There have been at least eight resolutions to impeach the president since he took office. Three of them are related to how he is handling the border crisis; three are focused on his mishandling of the U.S. withdrawal from Afghanistan; one is against the eviction moratorium during the pandemic; and one is connected to his overseas business interactions through his son, Hunter Biden.
Although these proposals will expire at the end of this Congress, the sponsors are already promising to revisit them quickly next year.
One of the major forces in this is Rep. Marjorie Taylor Greene (R-Ga.), the lead sponsor of four of the impeachment resolutions.
“She believes Joe Biden should have been impeached as soon as he was sworn in, so of course she wants it to happen as soon as possible,” Nick Dyer, a Greene spokesman, said Monday in an email.

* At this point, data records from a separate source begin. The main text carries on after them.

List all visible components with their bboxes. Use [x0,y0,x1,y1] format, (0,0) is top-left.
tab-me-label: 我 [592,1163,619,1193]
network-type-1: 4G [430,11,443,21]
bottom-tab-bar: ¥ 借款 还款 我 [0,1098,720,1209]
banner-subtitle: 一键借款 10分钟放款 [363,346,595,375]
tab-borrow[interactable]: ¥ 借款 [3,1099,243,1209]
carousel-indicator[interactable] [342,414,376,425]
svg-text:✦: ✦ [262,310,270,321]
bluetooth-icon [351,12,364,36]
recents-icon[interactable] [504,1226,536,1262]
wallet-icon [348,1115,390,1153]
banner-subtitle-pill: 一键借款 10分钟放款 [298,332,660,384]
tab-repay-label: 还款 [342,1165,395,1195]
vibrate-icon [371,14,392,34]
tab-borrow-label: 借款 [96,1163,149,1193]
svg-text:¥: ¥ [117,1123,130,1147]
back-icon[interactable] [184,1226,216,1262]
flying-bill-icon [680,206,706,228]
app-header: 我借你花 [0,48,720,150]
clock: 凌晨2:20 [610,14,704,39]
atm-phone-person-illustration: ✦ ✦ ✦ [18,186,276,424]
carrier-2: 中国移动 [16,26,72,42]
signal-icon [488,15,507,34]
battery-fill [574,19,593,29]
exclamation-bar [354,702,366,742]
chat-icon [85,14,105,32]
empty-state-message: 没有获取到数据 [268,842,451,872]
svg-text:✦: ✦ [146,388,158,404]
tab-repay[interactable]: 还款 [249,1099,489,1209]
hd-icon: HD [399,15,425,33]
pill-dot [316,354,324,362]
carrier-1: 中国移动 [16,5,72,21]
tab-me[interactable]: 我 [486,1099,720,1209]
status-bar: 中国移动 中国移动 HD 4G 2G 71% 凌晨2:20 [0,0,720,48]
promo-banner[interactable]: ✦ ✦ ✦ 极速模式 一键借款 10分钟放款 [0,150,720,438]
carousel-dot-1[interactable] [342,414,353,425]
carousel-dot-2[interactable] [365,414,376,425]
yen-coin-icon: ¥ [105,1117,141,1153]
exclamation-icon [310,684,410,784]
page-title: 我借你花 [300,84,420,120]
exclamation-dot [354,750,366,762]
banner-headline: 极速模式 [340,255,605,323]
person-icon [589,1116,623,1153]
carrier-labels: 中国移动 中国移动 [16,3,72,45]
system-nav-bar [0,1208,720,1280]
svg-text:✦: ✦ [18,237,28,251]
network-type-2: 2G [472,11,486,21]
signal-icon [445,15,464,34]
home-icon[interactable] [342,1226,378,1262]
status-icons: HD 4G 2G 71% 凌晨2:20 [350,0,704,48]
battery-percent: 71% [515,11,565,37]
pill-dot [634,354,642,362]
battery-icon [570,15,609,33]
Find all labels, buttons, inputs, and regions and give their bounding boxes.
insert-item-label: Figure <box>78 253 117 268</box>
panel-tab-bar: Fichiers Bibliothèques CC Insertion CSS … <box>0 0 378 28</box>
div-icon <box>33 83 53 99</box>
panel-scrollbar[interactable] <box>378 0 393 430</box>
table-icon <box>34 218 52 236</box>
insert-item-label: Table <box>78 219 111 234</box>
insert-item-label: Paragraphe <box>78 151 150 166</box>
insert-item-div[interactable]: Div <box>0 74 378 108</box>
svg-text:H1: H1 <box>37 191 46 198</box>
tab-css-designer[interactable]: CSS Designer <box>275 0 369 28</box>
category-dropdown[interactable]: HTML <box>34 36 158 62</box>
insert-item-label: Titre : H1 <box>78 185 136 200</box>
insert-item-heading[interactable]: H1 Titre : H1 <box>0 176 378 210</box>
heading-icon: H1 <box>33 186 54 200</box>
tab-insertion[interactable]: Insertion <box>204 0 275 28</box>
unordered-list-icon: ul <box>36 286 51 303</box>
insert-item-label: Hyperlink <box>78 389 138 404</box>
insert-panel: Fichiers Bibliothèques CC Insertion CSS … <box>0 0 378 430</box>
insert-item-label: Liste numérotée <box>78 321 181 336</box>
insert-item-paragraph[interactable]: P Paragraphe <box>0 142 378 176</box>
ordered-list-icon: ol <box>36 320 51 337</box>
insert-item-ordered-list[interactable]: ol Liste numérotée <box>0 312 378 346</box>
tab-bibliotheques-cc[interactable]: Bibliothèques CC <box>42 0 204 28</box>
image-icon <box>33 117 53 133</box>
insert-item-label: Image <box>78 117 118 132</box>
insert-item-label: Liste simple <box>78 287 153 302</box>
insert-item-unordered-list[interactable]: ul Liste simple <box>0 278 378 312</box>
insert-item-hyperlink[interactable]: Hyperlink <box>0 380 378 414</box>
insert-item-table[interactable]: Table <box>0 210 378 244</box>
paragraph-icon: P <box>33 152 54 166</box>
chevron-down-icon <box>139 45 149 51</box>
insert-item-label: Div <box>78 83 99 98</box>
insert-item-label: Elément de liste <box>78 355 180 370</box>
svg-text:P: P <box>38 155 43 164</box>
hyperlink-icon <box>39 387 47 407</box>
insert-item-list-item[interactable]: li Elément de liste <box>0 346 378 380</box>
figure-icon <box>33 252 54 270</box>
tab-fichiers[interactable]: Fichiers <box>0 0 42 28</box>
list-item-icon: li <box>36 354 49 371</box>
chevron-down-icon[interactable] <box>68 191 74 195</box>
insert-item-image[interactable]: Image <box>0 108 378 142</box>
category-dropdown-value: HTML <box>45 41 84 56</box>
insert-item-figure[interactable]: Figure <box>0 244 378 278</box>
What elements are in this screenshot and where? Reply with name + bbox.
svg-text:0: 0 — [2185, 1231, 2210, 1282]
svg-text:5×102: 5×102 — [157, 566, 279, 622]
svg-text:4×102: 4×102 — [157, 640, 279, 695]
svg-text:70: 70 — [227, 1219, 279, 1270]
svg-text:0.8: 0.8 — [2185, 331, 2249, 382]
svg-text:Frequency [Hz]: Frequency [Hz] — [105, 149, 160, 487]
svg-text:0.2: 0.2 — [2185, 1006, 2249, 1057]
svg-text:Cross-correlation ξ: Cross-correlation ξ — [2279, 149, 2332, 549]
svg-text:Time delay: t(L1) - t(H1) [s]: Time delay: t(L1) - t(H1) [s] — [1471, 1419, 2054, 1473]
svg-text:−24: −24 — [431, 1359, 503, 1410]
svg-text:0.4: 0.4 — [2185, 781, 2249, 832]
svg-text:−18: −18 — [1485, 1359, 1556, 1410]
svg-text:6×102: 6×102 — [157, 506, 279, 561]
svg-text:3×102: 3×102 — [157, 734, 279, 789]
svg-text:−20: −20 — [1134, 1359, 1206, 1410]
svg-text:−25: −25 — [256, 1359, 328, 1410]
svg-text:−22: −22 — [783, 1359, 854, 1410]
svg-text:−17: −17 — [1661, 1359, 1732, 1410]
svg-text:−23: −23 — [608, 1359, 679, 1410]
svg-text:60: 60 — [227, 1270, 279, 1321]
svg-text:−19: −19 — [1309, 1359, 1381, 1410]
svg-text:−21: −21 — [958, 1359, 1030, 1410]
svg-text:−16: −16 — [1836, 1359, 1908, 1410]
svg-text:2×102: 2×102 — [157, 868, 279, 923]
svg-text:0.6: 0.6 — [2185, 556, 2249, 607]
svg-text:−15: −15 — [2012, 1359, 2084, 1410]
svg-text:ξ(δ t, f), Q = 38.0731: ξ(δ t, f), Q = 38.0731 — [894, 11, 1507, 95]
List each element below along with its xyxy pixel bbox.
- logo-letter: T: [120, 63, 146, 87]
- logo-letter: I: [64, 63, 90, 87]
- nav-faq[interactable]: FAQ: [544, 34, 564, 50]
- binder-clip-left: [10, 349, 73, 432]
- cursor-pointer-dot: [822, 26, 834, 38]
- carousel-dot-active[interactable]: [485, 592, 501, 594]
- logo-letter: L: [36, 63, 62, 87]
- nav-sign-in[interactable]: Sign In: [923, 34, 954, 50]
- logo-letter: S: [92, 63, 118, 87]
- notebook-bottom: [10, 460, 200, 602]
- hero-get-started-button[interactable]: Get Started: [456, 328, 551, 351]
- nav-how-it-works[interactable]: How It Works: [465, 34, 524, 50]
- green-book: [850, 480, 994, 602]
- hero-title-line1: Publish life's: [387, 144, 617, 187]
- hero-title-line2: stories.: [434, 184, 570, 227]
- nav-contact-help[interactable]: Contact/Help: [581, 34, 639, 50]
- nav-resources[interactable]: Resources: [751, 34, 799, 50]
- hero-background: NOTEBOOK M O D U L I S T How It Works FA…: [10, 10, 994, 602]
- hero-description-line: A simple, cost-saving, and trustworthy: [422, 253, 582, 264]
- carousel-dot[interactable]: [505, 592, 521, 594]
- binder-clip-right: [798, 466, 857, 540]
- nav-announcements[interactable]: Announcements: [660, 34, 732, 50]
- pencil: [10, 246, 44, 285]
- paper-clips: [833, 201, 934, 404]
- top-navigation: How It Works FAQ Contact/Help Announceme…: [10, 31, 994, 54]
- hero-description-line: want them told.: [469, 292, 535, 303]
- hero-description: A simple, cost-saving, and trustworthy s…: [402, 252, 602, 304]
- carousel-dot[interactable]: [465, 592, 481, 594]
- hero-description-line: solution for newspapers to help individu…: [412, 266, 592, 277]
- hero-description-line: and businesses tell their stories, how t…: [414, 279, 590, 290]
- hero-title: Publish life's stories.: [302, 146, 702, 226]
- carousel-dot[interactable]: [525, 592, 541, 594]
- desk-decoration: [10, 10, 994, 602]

This could be a problem for Rep. Kevin McCarthy (Calif.), the Republican leader in line to be Speaker. Impeaching Biden could alienate moderate voters and hurt the GOP at the polls. Sen. Mitch McConnell (Ky.) is already trying to dampen the fervor behind this move, saying it could damage the GOP in the midterms.
But if this is ignored, it could damage the relationship the Party has with its impassioned base. McCarthy does not want to anger the far right.
Rep. Mary Miller (R) is a strong Trump supporter who recently won an Illinois primary over the more moderate Rep. Rodney Davis (R). He said Biden should be removed “for purposely ignoring our immigration laws.”
“Biden and Harris have failed their most basic duty,” Miller said, “which is ensuring the safety of the American people through the security of our borders.”
Navigating these waters will be tricky both before and after the midterm elections.